Seth Godin talks about the failure of Song in terms of Delta not living up to the reality of copying JetBlue. As Diego Rodriguez notes, Goldin says it was all about an ill-fated attempt to tell customers that a brand is what Delta said it was, not the product itself defining the brand.
Yet my experience on Song flying down to visit the folks in Florida was always very good. Perhaps not JetBlue-ish but certainly a lot better than the usual Big Airline experience. Better food, much nicer service, more casual, more comfortable. So Delta is ending an experiment in a new product that was superior to its old, established product—the “Delta experience.” Perhaps it will take the lessons learned in Song and apply them to the mother-ship, as it promises.

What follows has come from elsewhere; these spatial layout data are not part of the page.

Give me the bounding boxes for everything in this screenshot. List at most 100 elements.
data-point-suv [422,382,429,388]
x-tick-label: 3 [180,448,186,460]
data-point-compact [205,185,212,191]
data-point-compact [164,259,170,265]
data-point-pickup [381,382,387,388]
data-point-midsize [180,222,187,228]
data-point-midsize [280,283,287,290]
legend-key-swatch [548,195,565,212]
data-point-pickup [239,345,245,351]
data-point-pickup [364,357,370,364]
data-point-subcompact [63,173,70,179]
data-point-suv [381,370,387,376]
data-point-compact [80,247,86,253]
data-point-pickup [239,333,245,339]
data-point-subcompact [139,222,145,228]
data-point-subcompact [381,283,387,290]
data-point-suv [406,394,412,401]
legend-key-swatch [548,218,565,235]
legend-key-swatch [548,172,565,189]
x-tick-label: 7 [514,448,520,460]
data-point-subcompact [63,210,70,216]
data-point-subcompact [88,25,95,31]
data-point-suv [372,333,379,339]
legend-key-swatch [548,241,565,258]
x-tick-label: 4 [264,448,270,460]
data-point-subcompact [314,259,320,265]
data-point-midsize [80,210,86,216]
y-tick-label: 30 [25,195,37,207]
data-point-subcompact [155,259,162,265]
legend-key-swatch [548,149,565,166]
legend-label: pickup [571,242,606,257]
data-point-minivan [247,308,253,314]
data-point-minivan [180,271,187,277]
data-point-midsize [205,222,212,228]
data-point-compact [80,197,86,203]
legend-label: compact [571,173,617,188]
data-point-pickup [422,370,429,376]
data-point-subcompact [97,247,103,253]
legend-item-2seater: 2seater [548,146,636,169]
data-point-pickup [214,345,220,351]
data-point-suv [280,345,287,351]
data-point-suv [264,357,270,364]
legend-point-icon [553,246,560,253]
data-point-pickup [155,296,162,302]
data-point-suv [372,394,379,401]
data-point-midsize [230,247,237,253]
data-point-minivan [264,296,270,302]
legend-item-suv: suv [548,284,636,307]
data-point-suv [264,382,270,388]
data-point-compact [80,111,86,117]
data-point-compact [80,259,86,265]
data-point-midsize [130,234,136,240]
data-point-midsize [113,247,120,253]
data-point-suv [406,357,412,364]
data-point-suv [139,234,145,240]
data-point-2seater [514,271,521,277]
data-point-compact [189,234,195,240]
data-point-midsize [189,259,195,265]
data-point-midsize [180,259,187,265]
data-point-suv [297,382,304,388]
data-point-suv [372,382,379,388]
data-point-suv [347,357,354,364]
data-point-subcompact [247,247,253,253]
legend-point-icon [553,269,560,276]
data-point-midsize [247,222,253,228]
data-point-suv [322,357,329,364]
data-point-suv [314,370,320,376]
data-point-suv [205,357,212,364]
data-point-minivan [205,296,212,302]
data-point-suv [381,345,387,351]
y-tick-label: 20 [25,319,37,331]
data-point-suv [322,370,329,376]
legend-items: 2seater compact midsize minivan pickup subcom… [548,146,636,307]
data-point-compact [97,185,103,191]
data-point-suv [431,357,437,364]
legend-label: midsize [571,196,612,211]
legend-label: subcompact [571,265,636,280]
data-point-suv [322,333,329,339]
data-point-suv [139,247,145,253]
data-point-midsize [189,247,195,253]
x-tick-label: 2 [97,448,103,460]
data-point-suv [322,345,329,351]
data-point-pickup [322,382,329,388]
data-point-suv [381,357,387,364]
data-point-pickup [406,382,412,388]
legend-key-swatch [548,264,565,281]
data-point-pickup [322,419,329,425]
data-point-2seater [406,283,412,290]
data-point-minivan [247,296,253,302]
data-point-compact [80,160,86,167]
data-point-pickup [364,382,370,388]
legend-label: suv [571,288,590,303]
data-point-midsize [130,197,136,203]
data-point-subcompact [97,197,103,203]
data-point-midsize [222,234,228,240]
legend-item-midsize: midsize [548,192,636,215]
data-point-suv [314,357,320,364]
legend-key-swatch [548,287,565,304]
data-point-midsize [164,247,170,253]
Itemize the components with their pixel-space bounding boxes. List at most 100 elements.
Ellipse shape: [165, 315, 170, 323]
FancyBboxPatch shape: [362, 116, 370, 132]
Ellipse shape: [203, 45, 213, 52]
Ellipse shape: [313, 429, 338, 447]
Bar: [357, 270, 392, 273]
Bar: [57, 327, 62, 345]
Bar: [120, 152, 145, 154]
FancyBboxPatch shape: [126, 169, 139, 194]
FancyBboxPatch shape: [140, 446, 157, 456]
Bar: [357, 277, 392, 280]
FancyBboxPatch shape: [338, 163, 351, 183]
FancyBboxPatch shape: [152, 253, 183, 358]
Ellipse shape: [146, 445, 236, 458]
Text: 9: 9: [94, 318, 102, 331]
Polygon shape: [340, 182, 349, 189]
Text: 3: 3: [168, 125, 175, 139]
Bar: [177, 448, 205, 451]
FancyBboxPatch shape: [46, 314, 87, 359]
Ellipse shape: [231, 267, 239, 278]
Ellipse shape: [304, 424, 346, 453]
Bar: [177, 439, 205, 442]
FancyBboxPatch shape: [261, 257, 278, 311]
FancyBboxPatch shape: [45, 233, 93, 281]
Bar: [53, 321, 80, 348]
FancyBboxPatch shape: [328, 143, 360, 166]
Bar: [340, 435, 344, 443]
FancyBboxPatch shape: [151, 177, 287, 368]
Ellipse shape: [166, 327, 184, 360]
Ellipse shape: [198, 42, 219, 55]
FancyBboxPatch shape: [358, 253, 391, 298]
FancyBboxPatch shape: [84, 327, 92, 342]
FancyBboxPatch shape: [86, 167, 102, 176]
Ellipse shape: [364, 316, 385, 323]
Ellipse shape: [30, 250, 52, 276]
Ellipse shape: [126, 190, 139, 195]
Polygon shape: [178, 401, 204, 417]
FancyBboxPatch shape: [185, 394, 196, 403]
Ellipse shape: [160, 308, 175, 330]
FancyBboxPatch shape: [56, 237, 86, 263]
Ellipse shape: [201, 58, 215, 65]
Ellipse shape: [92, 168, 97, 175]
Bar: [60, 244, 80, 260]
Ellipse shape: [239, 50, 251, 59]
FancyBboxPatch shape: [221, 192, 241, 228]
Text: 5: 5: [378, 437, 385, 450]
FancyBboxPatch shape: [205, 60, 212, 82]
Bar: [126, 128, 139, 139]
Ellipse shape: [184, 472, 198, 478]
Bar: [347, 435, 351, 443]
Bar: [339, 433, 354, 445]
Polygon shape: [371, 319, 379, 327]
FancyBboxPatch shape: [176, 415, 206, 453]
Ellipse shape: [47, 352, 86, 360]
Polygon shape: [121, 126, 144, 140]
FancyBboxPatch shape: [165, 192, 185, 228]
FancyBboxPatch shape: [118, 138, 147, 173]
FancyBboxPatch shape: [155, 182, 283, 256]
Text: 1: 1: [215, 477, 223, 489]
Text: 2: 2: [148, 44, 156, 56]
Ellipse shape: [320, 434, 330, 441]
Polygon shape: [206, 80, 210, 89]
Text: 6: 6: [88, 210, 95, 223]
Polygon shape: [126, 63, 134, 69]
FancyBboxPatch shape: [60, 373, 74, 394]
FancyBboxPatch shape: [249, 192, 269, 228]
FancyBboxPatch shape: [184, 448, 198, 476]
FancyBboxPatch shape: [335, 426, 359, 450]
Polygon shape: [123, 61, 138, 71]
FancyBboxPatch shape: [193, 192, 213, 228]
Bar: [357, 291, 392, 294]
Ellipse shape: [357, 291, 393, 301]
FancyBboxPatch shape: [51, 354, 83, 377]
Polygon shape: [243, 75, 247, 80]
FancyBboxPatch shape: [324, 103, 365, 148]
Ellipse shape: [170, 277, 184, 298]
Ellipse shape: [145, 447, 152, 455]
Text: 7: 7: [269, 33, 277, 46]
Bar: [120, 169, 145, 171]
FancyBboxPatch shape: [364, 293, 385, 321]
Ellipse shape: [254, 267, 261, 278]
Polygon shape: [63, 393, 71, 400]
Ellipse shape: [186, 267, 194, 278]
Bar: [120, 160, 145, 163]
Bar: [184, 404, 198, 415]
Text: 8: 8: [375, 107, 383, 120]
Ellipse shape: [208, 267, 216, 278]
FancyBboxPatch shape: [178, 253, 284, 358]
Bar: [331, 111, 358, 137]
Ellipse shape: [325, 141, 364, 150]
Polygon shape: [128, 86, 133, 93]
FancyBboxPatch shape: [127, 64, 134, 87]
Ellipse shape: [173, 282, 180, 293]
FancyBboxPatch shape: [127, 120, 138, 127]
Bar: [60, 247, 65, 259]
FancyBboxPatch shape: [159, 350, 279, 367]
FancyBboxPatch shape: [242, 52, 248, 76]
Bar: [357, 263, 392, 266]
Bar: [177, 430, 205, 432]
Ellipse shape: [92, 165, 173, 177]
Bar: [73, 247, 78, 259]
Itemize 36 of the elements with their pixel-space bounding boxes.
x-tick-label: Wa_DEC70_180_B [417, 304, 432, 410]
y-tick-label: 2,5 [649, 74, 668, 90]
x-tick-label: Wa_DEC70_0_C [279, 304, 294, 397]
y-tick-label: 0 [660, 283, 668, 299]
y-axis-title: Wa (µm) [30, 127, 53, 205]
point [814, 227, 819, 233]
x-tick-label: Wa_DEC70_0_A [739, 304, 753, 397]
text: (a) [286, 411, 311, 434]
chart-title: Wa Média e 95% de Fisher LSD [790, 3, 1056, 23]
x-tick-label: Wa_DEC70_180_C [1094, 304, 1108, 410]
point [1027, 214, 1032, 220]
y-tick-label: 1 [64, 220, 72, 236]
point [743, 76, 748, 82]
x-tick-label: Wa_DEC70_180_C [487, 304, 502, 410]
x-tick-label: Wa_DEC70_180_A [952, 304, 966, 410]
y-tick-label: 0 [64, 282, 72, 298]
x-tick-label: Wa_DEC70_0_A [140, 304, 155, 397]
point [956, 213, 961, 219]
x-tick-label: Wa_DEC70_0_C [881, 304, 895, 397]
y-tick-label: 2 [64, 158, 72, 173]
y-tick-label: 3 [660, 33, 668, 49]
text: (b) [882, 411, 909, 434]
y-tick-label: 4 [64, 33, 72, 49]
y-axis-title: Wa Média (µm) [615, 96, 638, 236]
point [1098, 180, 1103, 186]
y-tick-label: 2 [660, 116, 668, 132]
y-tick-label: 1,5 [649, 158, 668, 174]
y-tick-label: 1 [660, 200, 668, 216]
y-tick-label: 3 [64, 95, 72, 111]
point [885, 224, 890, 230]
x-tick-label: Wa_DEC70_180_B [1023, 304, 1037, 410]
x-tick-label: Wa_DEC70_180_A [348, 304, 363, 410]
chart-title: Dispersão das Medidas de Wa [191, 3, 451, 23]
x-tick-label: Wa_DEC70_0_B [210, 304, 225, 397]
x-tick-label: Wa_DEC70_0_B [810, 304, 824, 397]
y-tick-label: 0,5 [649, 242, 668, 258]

But many years ago, General Motors did a similar thing with Saturn. It launched a separate autonomous division, that built a high-quality car that customers just loved. The Saturn wasn’t the most technologically advanced car but the service was the most customer-centric of all the GM divisions. So GM did what big corporations often do— it starved Saturn of funding, poured its money into other things and, in the end, absorbed Saturn back into the bureaucracy without taking much of the Saturn DNA. Instead of Saturn remaking GM, GM remade Saturn and pretty much crushed its first new brand in decades.
Perhaps Delta will not follow GM’s example. Perhaps Song is not another Saturn. Perhaps companies can really learn from one another’s mistakes.